Here is a 52 1/2 incher.....they are growing daily BTW.

Again...feel free to contact me.

I did not catch either...but others are being caught too.


----------



## youngdon (Mar 10, 2010)

Hey thats not a fish it's a duck boat.


----------



## On a call (Mar 3, 2010)

Yeppers you got that right...we have a problem with these guys eating our ducks...quack quack, gulp I am thinking going to trying the little rubber toy duck, yellow of course.

I read a report of a one group going 13/16. That is catching 13 out of 16 strikes or releases. Body baits seem to be the ticket while large bucktail spinners are hooking up too. Most are being taken on the boards ( planer boards run out from the boat 50 feet or so ).

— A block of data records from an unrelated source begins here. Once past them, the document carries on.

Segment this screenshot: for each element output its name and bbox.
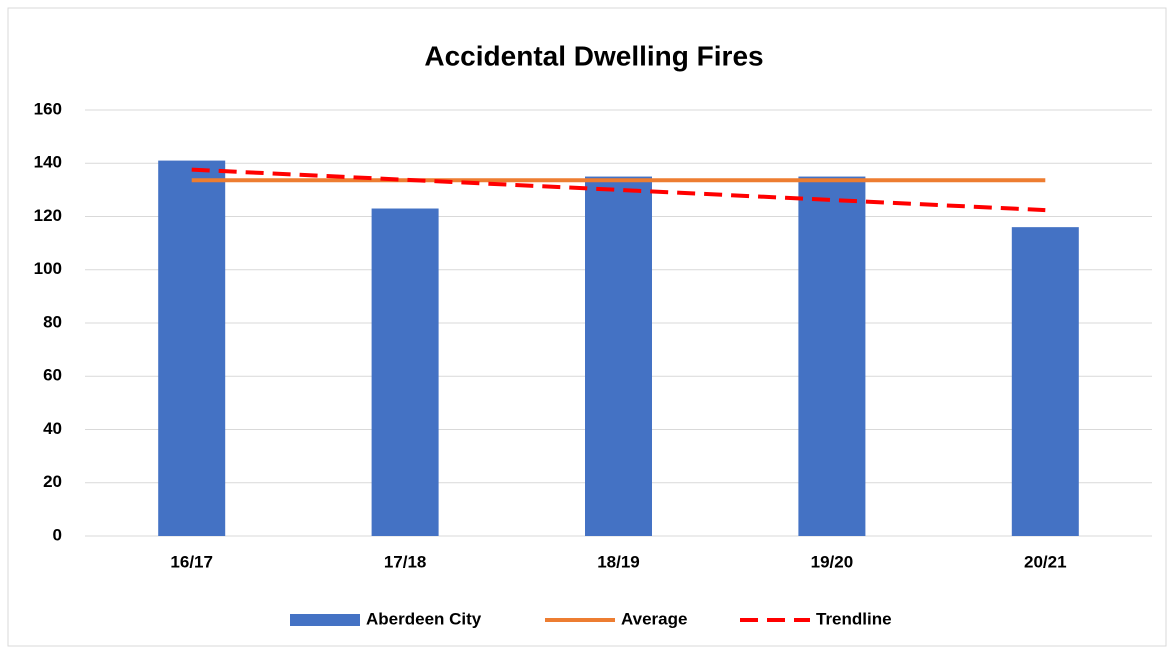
legend-label: Aberdeen City — [366, 609, 482, 628]
y-tick-label: 20 — [43, 472, 62, 491]
y-tick-label: 100 — [34, 259, 62, 278]
bar — [798, 176, 866, 536]
bar — [585, 176, 652, 536]
x-tick-label: 16/17 — [170, 552, 213, 571]
bar — [1011, 227, 1079, 536]
y-tick-label: 0 — [53, 525, 62, 544]
y-tick-label: 140 — [34, 153, 62, 172]
legend-swatch — [290, 614, 360, 626]
legend-label: Trendline — [816, 609, 892, 628]
chart-title: Accidental Dwelling Fires — [424, 40, 763, 71]
bar — [158, 160, 226, 536]
x-tick-label: 20/21 — [1024, 552, 1067, 571]
y-tick-label: 120 — [34, 206, 62, 225]
line — [191, 167, 1046, 213]
x-tick-label: 18/19 — [597, 552, 640, 571]
y-tick-label: 160 — [34, 99, 62, 118]
bar — [371, 208, 439, 536]
y-tick-label: 40 — [43, 419, 62, 438]
legend-label: Average — [621, 609, 687, 628]
x-tick-label: 17/18 — [384, 552, 427, 571]
x-tick-label: 19/20 — [811, 552, 854, 571]
y-tick-label: 80 — [43, 312, 62, 331]
y-tick-label: 60 — [43, 366, 62, 385]
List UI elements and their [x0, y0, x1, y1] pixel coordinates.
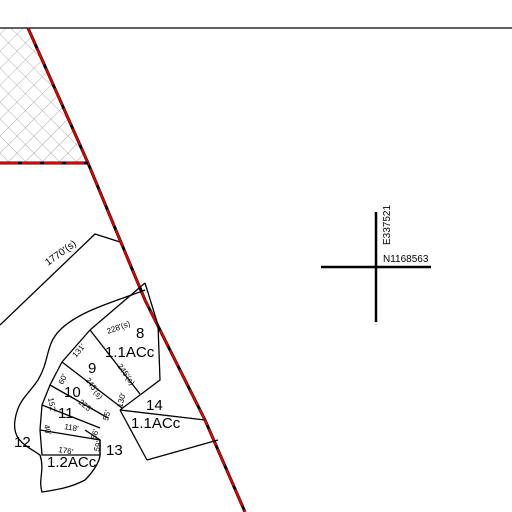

This season is starting early...the big ones are always caught later in the fall. ( not to say these are little ones )


----------



## catcapper (Feb 11, 2010)

No picture---I did'nt get a picture of the boat either????????????????????????????????????????????


----------



## hassell (Feb 9, 2010)

catcapper said:


> No picture---I did'nt get a picture of the boat either????????????????????????????????????????????


 You forgot about the snowstorms they get this time of year!!!


----------



## LilBill (Mar 12, 2010)

yeah i cant ever see any pictures of stuff on a call posts for some reason unfortunately


----------



## On a call (Mar 3, 2010)

Strange...I see them ???

Chris whats up ???


----------